The Insurance Council of Australia (ICA) has raised its estimate of insured losses from the devastating Eastern Australia floods that occurred over February and March in 2022 to AUD 5.81 billion, based on more than 240,000 claims lodged.
This represents an increase of $160 million over the figure of $5.65 billion that the ICA put forward in November, but still comes some way short of the $6.53 billion estimate from catastrophe loss aggregator PERILS.
Nevertheless, at $5.81 billion the flooding is still the costliest extreme weather event in Australian history, the ICA notes, and was the second costliest insured event in the world in 2022.
Given the scale of the event, the ICA has appointed consultancy and accounting firm Deloitte to undertake an external review into the insurance industry’s response to the flooding in South-East Queensland and Northern New South Wales.
The review will look to identify lessons learned from insurers’ response to the floods – both from good practice and practices requiring improvement – to better prepare and inform the industry’s response to future extreme weather events in a changing climate.
Insurers’ response timeframes, resources deployed, claims handling, complaints handling, communication with policyholders, and engagement with stakeholders will all be examined as part of the review.
The review will also examine the impact of regulatory requirements, insurers’ interactions with government agencies and their programs and policies, and broader external pressures including supply chain and labour constraints.
“As the costliest extreme weather event in Australian history, last year’s floods created significant challenges for the insurance industry in addressing the extraordinary volume of claims across a very wide geographic area,” said ICA CEO Andrew Hall.

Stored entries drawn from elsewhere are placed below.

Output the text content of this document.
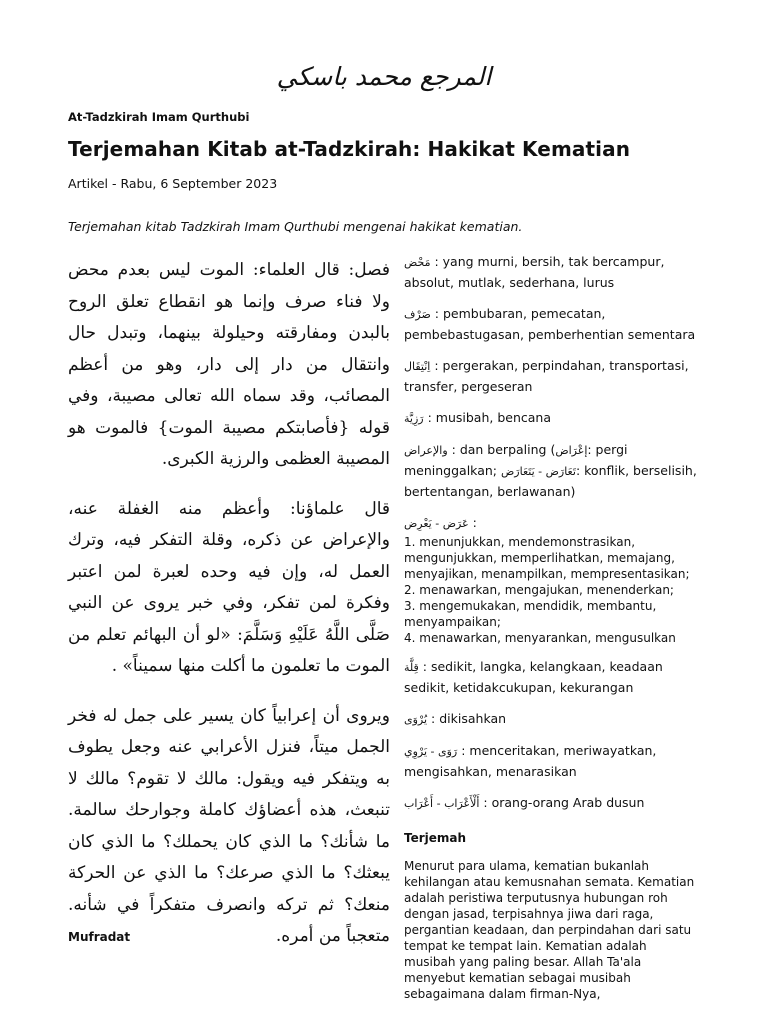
المرجع محمد باسكي
At-Tadzkirah Imam Qurthubi
Terjemahan Kitab at-Tadzkirah: Hakikat Kematian
Artikel - Rabu, 6 September 2023
Terjemahan kitab Tadzkirah Imam Qurthubi mengenai hakikat kematian.

فصل: قال العلماء: الموت ليس بعدم محض ولا فناء صرف وإنما هو انقطاع تعلق الروح بالبدن ومفارقته وحيلولة بينهما، وتبدل حال وانتقال من دار إلى دار، وهو من أعظم المصائب، وقد سماه الله تعالى مصيبة، وفي قوله {فأصابتكم مصيبة الموت} فالموت هو المصيبة العظمى والرزية الكبرى.

قال علماؤنا: وأعظم منه الغفلة عنه، والإعراض عن ذكره، وقلة التفكر فيه، وترك العمل له، وإن فيه وحده لعبرة لمن اعتبر وفكرة لمن تفكر، وفي خبر يروى عن النبي صَلَّى اللَّهُ عَلَيْهِ وَسَلَّمَ: «لو أن البهائم تعلم من الموت ما تعلمون ما أكلت منها سميناً» .

ويروى أن إعرابياً كان يسير على جمل له فخر الجمل ميتاً، فنزل الأعرابي عنه وجعل يطوف به ويتفكر فيه ويقول: مالك لا تقوم؟ مالك لا تنبعث، هذه أعضاؤك كاملة وجوارحك سالمة. ما شأنك؟ ما الذي كان يحملك؟ ما الذي كان يبعثك؟ ما الذي صرعك؟ ما الذي عن الحركة منعك؟ ثم تركه وانصرف متفكراً في شأنه. متعجباً من أمره.

Mufradat
مَحْض : yang murni, bersih, tak bercampur, absolut, mutlak, sederhana, lurus
صَرْف : pembubaran, pemecatan, pembebastugasan, pemberhentian sementara
اِنْتِقَال : pergerakan, perpindahan, transportasi, transfer, pergeseran
رَزِيَّة : musibah, bencana
والإعراض : dan berpaling (إعْرَاض: pergi meninggalkan; تَعَارَض - يَتَعَارَض: konflik, berselisih, bertentangan, berlawanan)
عَرَض - يَعْرِض :
1. menunjukkan, mendemonstrasikan, mengunjukkan, memperlihatkan, memajang, menyajikan, menampilkan, mempresentasikan;
2. menawarkan, mengajukan, menenderkan;
3. mengemukakan, mendidik, membantu, menyampaikan;
4. menawarkan, menyarankan, mengusulkan
قِلَّة : sedikit, langka, kelangkaan, keadaan sedikit, ketidakcukupan, kekurangan
يُرْوَى : dikisahkan
رَوَى - يَرْوِي : menceritakan, meriwayatkan, mengisahkan, menarasikan
أَلْأَعْرَاب - أَعْرَاب : orang-orang Arab dusun
Terjemah

Menurut para ulama, kematian bukanlah kehilangan atau kemusnahan semata. Kematian adalah peristiwa terputusnya hubungan roh dengan jasad, terpisahnya jiwa dari raga, pergantian keadaan, dan perpindahan dari satu tempat ke tempat lain. Kematian adalah musibah yang paling besar. Allah Ta'ala menyebut kematian sebagai musibah sebagaimana dalam firman-Nya,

“Following three years of La Niña conditions and the COVID-19 pandemic, these floods tested the systems insurers use to respond to customers and raised issues such as a shortage of expert assessors, building labour and materials constraints, and the complexity of recovery and resilience programs delivered by state governments,” Hall continued.
“With more than 83 per cent of claims now closed, insurers have agreed it is timely to review the industry’s response to identify best practice and what could be improved when responding to future extreme weather events”
The ICA’s says its review will involve analysis of insurers’ claims and complaints data and include a consultation process with relevant stakeholders, including affected local governments, elected representatives, the Australian Financial Complaints Authority and other regulators, and consumer representatives.